The ministers left the camp and went on to open a massive refugee processing centre near Amman that would eventually see thousands of refugees interviewed and screened to come to Canada.
Five of them ended up being the Ali family.
Since February, they’ve lived in the national capital — Hamza utterly oblivious to the fact his painting was hanging in a high-powered government office just a few minutes away.
When his family was invited Monday to an event in Ottawa to mark World Refugee Day, he and his father decided to paint another.
The idea, they said through a translator, was to offer a thank you to the minister who may not have bought one of the paintings but — unbeknownst to the minister — had given them the gift of a new life in Canada.
When McCallum arrived at the event, he was guided over to the Alis.
McCallum’s face lit up
He nodded when he was told he’d met them before, but then Ali’s mother reminded him her son had been the boy with the paintings in the camp. McCallum’s face lit up — and his smile grew even wider when Ali’s father pulled a new painting out of a paper bag.
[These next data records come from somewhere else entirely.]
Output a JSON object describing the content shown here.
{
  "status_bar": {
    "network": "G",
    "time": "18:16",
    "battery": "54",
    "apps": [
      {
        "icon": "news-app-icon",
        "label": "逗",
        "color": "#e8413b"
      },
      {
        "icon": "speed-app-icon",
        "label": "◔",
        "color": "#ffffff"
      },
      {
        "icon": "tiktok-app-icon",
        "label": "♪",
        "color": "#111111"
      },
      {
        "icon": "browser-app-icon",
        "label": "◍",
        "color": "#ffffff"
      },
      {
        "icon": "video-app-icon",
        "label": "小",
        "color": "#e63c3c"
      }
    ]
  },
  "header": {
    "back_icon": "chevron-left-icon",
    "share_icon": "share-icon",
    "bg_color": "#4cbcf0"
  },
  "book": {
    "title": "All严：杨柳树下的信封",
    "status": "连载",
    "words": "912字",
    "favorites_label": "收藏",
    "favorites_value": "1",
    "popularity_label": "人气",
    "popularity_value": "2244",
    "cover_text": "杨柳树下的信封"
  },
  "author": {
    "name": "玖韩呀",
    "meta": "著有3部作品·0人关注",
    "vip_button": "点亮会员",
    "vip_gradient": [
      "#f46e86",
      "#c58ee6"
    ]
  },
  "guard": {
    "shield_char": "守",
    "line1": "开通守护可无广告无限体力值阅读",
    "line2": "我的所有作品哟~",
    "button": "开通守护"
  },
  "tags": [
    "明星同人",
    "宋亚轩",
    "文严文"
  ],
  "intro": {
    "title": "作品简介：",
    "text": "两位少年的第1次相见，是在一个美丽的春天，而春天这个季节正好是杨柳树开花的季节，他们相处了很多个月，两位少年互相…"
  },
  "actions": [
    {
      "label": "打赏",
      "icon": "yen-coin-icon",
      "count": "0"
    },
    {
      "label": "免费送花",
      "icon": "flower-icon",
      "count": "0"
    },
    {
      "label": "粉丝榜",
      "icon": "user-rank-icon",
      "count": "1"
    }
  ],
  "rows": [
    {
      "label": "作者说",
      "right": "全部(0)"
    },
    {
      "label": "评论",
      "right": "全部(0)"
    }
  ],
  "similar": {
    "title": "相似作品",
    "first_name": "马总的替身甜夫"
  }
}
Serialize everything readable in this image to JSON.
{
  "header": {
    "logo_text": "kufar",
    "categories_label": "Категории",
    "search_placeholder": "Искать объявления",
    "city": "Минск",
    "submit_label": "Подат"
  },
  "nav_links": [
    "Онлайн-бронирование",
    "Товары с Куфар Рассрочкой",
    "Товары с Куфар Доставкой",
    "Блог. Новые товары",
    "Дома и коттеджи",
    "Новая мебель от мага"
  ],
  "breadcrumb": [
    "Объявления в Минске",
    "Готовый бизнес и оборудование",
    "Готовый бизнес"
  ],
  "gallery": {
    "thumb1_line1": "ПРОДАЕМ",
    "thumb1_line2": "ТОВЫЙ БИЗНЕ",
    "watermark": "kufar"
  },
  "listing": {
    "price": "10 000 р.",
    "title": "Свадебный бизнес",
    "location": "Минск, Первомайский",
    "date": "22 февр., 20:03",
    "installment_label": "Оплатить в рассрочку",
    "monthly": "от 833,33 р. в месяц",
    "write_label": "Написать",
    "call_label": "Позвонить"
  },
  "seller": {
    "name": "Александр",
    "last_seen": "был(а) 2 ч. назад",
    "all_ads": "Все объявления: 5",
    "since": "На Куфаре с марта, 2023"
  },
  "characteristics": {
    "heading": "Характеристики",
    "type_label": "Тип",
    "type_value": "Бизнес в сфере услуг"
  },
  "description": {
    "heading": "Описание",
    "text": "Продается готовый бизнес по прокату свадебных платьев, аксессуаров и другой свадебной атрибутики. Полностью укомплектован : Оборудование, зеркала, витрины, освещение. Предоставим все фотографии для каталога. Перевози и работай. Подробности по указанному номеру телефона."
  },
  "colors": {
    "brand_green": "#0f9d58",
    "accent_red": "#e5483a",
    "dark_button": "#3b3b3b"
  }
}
It was a portrait of the minister, a Canadian flag behind him and the words “thank you very much” across the top.
McCallum said he was caught off guard by the gesture. “Having met them in both places, it is great to see the fruits of our labour.”
The day they met the ministers, the Alis didn’t know they would later come to Canada. Hamza had been chosen to meet them because camp officials had wanted to showcase the programs they were running for children, some with Canadian funds.
Today, all three of the Ali children are enrolled in school in Ottawa and learning English, as are their parents. But art remains an important part of their family. They have a room in their apartment just for their supplies.
‘Now we’ve started painting happy things’
Hamza is at work on a painting of an Arabian horse and his father recently painted one of a Syrian girl and Canadian girl wrapped in an embrace, their hands around a Canadian flag.
“Before, all our work was sorrowful,” Hamza’s father Mohammad Ali said, partly in broken English and partly through a translator.
“Now we’ve started painting happy things.”
On Monday, the United Nations’ Refugee Agency released its annual report on the state of the world’s displaced people.
The agency said by the end of last year, 65.3 million people had been forcibly displaced from their homes, about 12.4 million of them newly displaced, due to ongoing persecution, conflict, generalized violence, or human rights violations that continue to plague countries around the world.
Only a fraction were resettled around the world. Canada admitted around 32,000 refugees in all of 2015 through a combination of resettlement and grants of asylum to those already here.